Here we have the “dangerous environment” in full bloom. Wherever psychiatry intervenes, the environment becomes more dangerous, more unsettled, more disturbed. A dangerous environment only persists if we fail to spread a safe environment across the world. What makes a dangerous environment? Confusion, conflict and upset.

The psychiatrists who promote a dangerous environment make it seem as threatening as possible so that they can profit from it. How do you counter this? You stop spreading the chaos and spread the truth instead. Behind the truth comes the calm. You may still need technology to handle climate change, but you don’t need antidepressant drugs to do so.

The issue is not “is there or is there not climate change?” The issue is, get rid of the psychiatrists who are promoting and profiting from the confusion.

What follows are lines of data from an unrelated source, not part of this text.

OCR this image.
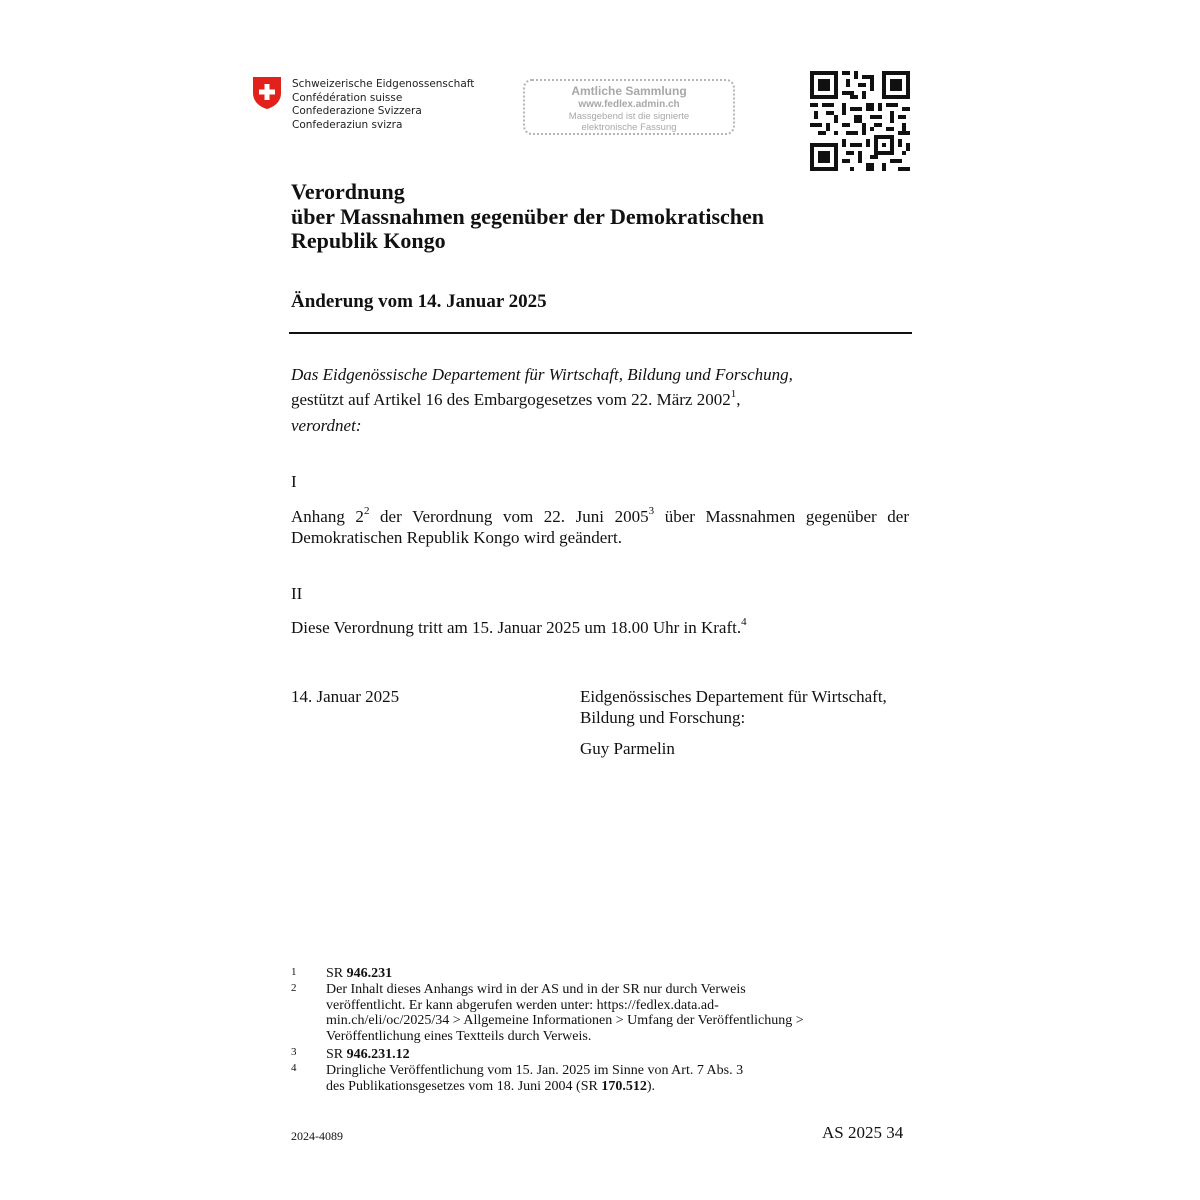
Schweizerische Eidgenossenschaft
Confédération suisse
Confederazione Svizzera
Confederaziun svizra
Amtliche Sammlung
www.fedlex.admin.ch
Massgebend ist die signierte
elektronische Fassung
Verordnung
über Massnahmen gegenüber der Demokratischen
Republik Kongo
Änderung vom 14. Januar 2025
Das Eidgenössische Departement für Wirtschaft, Bildung und Forschung,
gestützt auf Artikel 16 des Embargogesetzes vom 22. März 2002$^1$,
verordnet:
I
Anhang $2^2$ der Verordnung vom 22. Juni 2005$^3$ über Massnahmen gegenüber der Demokratischen Republik Kongo wird geändert.
II
Diese Verordnung tritt am 15. Januar 2025 um 18.00 Uhr in Kraft.$^4$
14. Januar 2025	Eidgenössisches Departement für Wirtschaft,
Bildung und Forschung:
Guy Parmelin
1 SR 946.231
2 Der Inhalt dieses Anhangs wird in der AS und in der SR nur durch Verweis
veröffentlicht. Er kann abgerufen werden unter: https://fedlex.data.ad-
min.ch/eli/oc/2025/34 > Allgemeine Informationen > Umfang der Veröffentlichung >
Veröffentlichung eines Textteils durch Verweis.
3 SR 946.231.12
4 Dringliche Veröffentlichung vom 15. Jan. 2025 im Sinne von Art. 7 Abs. 3
des Publikationsgesetzes vom 18. Juni 2004 (SR 170.512).
2024-4089	AS 2025 34
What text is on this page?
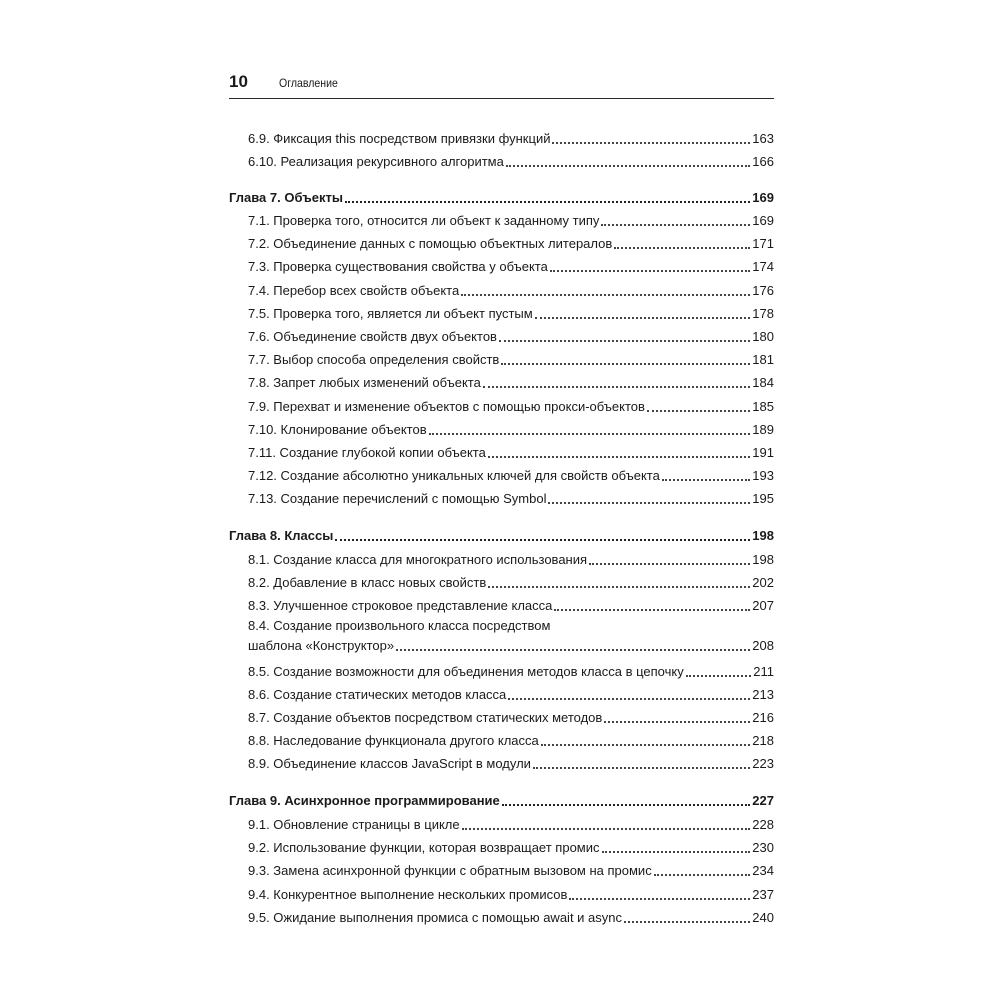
10	Оглавление
6.9. Фиксация this посредством привязки функций	163
6.10. Реализация рекурсивного алгоритма	166
Глава 7. Объекты	169
7.1. Проверка того, относится ли объект к заданному типу	169
7.2. Объединение данных с помощью объектных литералов	171
7.3. Проверка существования свойства у объекта	174
7.4. Перебор всех свойств объекта	176
7.5. Проверка того, является ли объект пустым	178
7.6. Объединение свойств двух объектов	180
7.7. Выбор способа определения свойств	181
7.8. Запрет любых изменений объекта	184
7.9. Перехват и изменение объектов с помощью прокси-объектов	185
7.10. Клонирование объектов	189
7.11. Создание глубокой копии объекта	191
7.12. Создание абсолютно уникальных ключей для свойств объекта	193
7.13. Создание перечислений с помощью Symbol	195
Глава 8. Классы	198
8.1. Создание класса для многократного использования	198
8.2. Добавление в класс новых свойств	202
8.3. Улучшенное строковое представление класса	207
8.4. Создание произвольного класса посредством
шаблона «Конструктор»	208
8.5. Создание возможности для объединения методов класса в цепочку	211
8.6. Создание статических методов класса	213
8.7. Создание объектов посредством статических методов	216
8.8. Наследование функционала другого класса	218
8.9. Объединение классов JavaScript в модули	223
Глава 9. Асинхронное программирование	227
9.1. Обновление страницы в цикле	228
9.2. Использование функции, которая возвращает промис	230
9.3. Замена асинхронной функции с обратным вызовом на промис	234
9.4. Конкурентное выполнение нескольких промисов	237
9.5. Ожидание выполнения промиса с помощью await и async	240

Psychiatric fraud and abuse must be eradicated so that SDG 13 can occur.

Climate Change

Scientists Gave Ketamine to Sheep and were Baaaffled by the Result

Sunday, July 5th, 2020

“While studying the effects of ketamine on sheep, researchers say they found something truly strange: high doses of the drug appeared to turn the sheep’s brains off…”

First, why were they abusing sheep?

Second, we already know that ketamine is abusive to people.

And finally, we already know that ketamine, a powerful psychedelic anesthetic, is being relentlessly touted as a “new antidepressant” when in fact it just knocks you out so you don’t feel much of anything, a surefire clue that the brain has been turned off.

The same applies to Spravato (Esketamine), a nasal spray version of the anesthetic drug.

Ketamine is also known to be an illicit party drug, used by rapists to quell their victim’s movements. It’s hard to imagine how this “Club Drug” could be hailed by some psychiatrists as a potential solution for suicidal patients.

The use of ketamine to treat so-called depression is unethical and actually harmful, since it precludes the patient from finding out what is actually wrong and getting that treated. Psychiatrists pushing ketamine or esketamine are shameful drug pushers who are making a buck off people’s misfortune.